昨年末、保育士による保育園児への虐待や不適切保育が相次いで発覚したが、こうした事案は他でも起きている。東京・世田谷区の私立の認可保育園で、園児への虐待行為があったことが、保護者、保育園、行政側への取材で明らかになった。問題となったのは「ナオミ保育園分園ぶどうの木」(以下・ぶどうの木)という施設。ナオミ保育園は世田谷区を中心にいくつもの保育園を運営する有名保育園グループである。「ぶどうの木」は世田谷区の高級住宅街に位置する保育園だ。
同園に子どもを通わせている保護者がこう証言する。
「Xさんという保育士さんが、園児に対して密室に閉じ込めたり、給食を与えない、手を捻り上げる、コット(幼児用ベッド)をひっくり返す、などの虐待行為を行なっていたのです。園児のなかにはあまりに叱責されるので『僕は地獄に落ちる』と保育園を怖がる子もいるそうです。ところが、園側の対応は事件を矮小化しようとしているように感じられ、保護者の間で不信感が募っているのです」
昨年末、静岡県裾野市にある「さくら保育園」で発覚した保育士による園児虐待問題では保育士3人が園児への暴行容疑で逮捕(後に処分保留で釈放)される事態にまで発展し、世間の大きな注目を集めた。裾野市は「逆さづりにする」「カッターナイフを見せて脅す」など、3保育士による16種類の不適切行為があることなどを公表した。こうした「さくら保育園」問題と同時期に起きていたのが「ぶどうの木」のトラブルだった。

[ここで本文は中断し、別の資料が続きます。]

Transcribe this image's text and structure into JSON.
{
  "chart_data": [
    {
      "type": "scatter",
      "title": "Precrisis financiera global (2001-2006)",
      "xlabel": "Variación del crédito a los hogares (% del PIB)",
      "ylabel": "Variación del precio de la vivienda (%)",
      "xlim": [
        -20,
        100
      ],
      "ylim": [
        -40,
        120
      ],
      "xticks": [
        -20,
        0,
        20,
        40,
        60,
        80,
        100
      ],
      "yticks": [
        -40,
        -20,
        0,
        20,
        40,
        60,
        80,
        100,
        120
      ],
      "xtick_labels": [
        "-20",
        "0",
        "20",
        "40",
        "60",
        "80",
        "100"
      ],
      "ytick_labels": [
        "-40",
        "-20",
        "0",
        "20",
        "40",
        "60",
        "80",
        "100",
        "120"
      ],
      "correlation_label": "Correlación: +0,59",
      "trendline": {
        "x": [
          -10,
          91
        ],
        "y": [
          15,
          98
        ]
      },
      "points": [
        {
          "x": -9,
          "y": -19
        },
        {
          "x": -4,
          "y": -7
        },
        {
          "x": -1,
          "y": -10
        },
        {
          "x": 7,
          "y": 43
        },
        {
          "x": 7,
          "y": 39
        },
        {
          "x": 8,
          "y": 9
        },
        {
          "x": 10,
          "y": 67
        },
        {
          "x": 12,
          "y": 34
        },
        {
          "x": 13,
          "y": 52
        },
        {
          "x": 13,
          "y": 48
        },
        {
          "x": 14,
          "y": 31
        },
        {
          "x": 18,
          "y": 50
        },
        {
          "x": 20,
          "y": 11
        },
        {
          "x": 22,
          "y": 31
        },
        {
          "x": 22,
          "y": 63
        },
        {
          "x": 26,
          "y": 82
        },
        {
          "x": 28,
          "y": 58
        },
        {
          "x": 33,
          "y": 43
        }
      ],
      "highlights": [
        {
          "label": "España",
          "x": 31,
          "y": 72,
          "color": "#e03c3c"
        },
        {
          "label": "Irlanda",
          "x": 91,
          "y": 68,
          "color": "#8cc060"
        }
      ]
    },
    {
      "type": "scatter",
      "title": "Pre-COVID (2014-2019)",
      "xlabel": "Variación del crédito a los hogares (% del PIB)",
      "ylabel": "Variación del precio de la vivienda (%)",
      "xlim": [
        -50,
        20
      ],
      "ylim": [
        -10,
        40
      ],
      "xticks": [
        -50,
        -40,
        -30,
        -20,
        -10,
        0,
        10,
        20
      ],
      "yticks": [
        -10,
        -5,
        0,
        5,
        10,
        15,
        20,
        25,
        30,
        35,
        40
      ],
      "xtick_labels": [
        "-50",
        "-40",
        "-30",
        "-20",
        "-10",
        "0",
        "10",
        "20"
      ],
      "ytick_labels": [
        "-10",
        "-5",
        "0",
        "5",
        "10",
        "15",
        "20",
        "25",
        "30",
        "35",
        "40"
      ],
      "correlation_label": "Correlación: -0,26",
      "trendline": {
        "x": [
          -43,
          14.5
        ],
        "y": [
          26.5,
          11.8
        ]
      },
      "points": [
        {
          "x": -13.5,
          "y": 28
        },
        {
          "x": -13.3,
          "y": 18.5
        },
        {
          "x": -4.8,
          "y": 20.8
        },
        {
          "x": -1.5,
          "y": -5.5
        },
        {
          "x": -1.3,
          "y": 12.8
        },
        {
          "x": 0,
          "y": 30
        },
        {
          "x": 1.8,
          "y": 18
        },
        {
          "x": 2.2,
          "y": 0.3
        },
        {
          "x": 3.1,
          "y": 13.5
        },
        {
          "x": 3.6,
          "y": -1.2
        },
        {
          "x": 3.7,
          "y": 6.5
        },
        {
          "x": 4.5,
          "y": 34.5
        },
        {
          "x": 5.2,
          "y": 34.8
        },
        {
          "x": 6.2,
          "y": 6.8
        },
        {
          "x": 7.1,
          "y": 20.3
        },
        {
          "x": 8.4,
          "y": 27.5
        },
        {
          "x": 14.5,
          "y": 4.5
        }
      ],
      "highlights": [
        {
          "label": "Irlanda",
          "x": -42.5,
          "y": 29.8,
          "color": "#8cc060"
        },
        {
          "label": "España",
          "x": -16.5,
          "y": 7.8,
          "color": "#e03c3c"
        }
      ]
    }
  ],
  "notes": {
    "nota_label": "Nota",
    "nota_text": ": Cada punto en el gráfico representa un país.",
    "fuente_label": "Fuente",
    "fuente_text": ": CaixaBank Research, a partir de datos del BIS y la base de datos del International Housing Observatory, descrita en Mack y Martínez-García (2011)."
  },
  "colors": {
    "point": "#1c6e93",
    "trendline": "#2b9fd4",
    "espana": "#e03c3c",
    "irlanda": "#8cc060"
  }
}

筆者は「ぶどうの木」の虐待問題についてのいくつかの内部文書を入手した。11月に保護者からの苦情が出て虐待問題が発覚してから、およそ1か月たった12月16日。園側からは〈ナオミ保育園分園ぶどうの木における不適切保育(虐待)に関するお詫びと今後の対応について〉という文書が保護者宛てに出されている。